L'enquête 2026 de la NASCIO désigne pour la première fois l'IA comme la priorité absolue des DSI des États, plus de 90 % d'entre eux menant des projets pilotes de GenAI. Pourtant, les législateurs des États ont déposé plus de 1 000 projets de loi sur l'IA en 2025, les exigences du Colorado sur l'évaluation d'impact algorithmique prennent effet en juin 2026 et le décret de préemption de l'administration Trump crée une incertitude réglementaire fédérale. L'approche pragmatique débute par un inventaire des cas d'usage de l'IA dans l'ensemble des agences, un cadre de hiérarchisation des risques concentrant l'effort de gouvernance sur les applications à enjeux élevés (prestations, licences, maintien de l'ordre) et une matrice de conformité confrontant les exigences de l'État aux directives fédérales.

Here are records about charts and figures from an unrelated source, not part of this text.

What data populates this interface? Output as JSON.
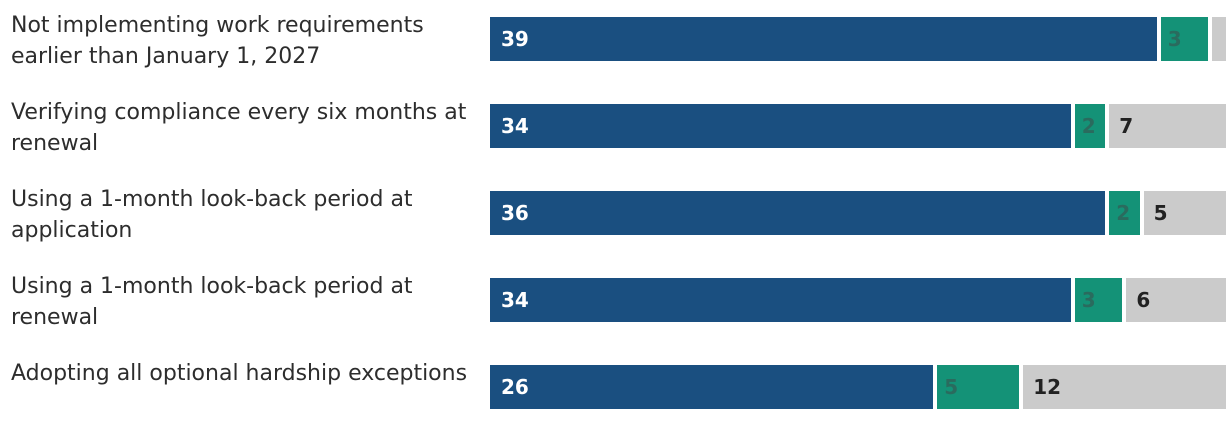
{
  "colors": {
    "series_a": "#1a4f80",
    "series_b": "#149277",
    "series_c": "#cbcbcb"
  },
  "chart_data": {
    "type": "bar",
    "orientation": "horizontal",
    "stacked": true,
    "categories": [
      "Not implementing work requirements earlier than January 1, 2027",
      "Verifying compliance every six months at renewal",
      "Using a 1-month look-back period at application",
      "Using a 1-month look-back period at renewal",
      "Adopting all optional hardship exceptions"
    ],
    "series": [
      {
        "values": [
          39,
          34,
          36,
          34,
          26
        ]
      },
      {
        "values": [
          3,
          2,
          2,
          3,
          5
        ]
      },
      {
        "values": [
          null,
          7,
          5,
          6,
          12
        ]
      }
    ],
    "xlim": [
      0,
      50
    ],
    "grid": false,
    "legend": "none"
  }
}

Nous concevons ces cadres afin qu'ils soient exploitables par le personnel en place sans exiger d'équipe dédiée à la gouvernance de l'IA, en automatisant la surveillance lorsque cela est possible.

Comment éviter la dépendance envers un fournisseur de la taille de Palantir pour les plateformes publiques d'IA ?

Les contrats fédéraux de Palantir ont presque doublé pour atteindre 970,5 millions de dollars en 2025, et son Army Enterprise Agreement de 10 ans et 10 milliards de dollars en fait une infrastructure fondamentale à grande échelle. Le risque de dépendance n'est pas uniquement financier. Lorsqu'un unique fournisseur définit la manière dont les enquêtes sont menées, dont les cibles sont priorisées et dont les décisions sont justifiées, l'agence perd sa capacité à évaluer des alternatives ou à conserver une supervision indépendante. La prévention exige un cloisonnement architectural : la couche de capacités d'IA doit être distincte de la couche d'intégration des données, de la couche de gouvernance et de la couche d'aide à la décision. Nous concevons des architectures agnostiques où les modèles et plateformes constituent des composants interchangeables et non des dépendances structurelles, afin que l'agence conserve la faculté de changer de prestataire sans devoir reconstruire le système.